The evening began with showing a clip from the Q&A that followed the speech, speaking to why immigrants cross borders in the first place. This was followed by comments from Annie Day, the director of The Bob Avakian Institute. She talked briefly about the intolerable outrages that are plaguing our world, and the understanding that BA provides about their source in the system of capitalism and imperialism, how none of this could be ended through reform, and the need for an actual revolution. This speech and BA’s work overall provides the plan and strategy for how such a revolution can be made and what that revolution would be aiming for, concentrated in the Constitution for the New Socialist Republic in North America (a concrete blueprint for a socialist transition to communism).
Day also talked about what it means that Avakian’s work is not known, at a time people do not know there is a real alternative, and she then challenged everyone there to be part of changing this, to break through the decades-long assault on revolution and communism and the toll it has taken in terms of the ability for people to even conceive of a radically different world. She referenced a point BA made several years ago that listening to most people, including too many progressive intellectuals, talk about the history of communist revolution is like learning about the Civil War from Confederate generals. Because of all this, people today are more capable of imagining the end of humanity than the end of capitalism.
Interestingly, these last points, and the discussion of how to change this with BA’s work, were reference points throughout the night.
After watching the trailer for BA’s speech, the room broke into informal conversations and debate. At the same time as people were getting to know each other, and learning what drew them there, there was good struggle and debate about all these questions, especially struggle over the basis for revolution: that, to quote BAsics 4:11, “What people think is part of objective reality but objective reality is not determined by what people think.”

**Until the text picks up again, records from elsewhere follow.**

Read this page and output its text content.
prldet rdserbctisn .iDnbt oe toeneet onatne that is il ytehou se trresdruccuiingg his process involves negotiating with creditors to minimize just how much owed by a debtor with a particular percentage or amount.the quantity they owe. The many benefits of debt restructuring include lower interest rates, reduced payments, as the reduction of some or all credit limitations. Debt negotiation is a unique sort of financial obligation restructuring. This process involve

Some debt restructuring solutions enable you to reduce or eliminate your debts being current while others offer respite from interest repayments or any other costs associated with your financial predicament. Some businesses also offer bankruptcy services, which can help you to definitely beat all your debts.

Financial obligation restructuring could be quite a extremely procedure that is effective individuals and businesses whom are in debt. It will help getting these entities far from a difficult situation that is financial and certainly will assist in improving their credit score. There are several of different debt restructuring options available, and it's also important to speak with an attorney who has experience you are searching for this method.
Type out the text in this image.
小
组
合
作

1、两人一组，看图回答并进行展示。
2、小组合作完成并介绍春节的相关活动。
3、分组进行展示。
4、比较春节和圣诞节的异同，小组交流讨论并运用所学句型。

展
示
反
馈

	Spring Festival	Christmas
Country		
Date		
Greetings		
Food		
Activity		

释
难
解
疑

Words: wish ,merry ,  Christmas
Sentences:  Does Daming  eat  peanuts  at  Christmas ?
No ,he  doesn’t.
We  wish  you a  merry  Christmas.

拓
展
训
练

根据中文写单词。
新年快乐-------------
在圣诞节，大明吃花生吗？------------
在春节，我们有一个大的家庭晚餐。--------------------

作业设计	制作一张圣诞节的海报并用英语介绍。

One question that came up was the need to be reaching out to social service and community-based organizations and people around the world—even if they don’t all agree with revolution now—because after a revolution, we’ll need a lot of assistance and infrastructure to rebuild the economy and meet people’s needs.
This was a perfect segue to the final video clip we played: “What Would Society Look Like Right After the Revolution?,” which provoked more discussion about the contradictions under socialism, including how the work we do now is connected to what will be required to go for power and maintain power after the revolution.
To illuminate the need for the new communism and BA to be known throughout society, one person shared a story about talking to a 20-year-old relative at a holiday party. He told her that so many of his friends have discussed suicide because they have no hope for the future. She said it brought home the impact of people not knowing there is another way the world can be and so much work that’s been done by BA on the basis for this and how to bring that into being.
It was a very good time. $400 was raised from this party, including donations made by people who could not attend. The Bob Avakian Institute and volunteers reached out broadly, sending out hundreds of invitations to everyone in the area that they had met over the years. The invitation itself posed a real challenge to people about the importance of BA’s work. A number of people who had not been heard from in some time sent comments back saying they regretted not being able to attend and how they would like to talk more in the coming year.
A young woman who attended, who has just recently been introduced to BA, talked about how important this event was—the feeling of unity and togetherness in the struggle to understand and change the world, knowing we might not all agree but feeling love and hope in that common desire for a deep change in the world. She took home a copy of BAsics and wants to be part of these kinds of things in an ongoing way, including figuring out how to bring this into her circles.
The LA fundraising event was simple to pull together, and much more of this is needed—in every corner of society.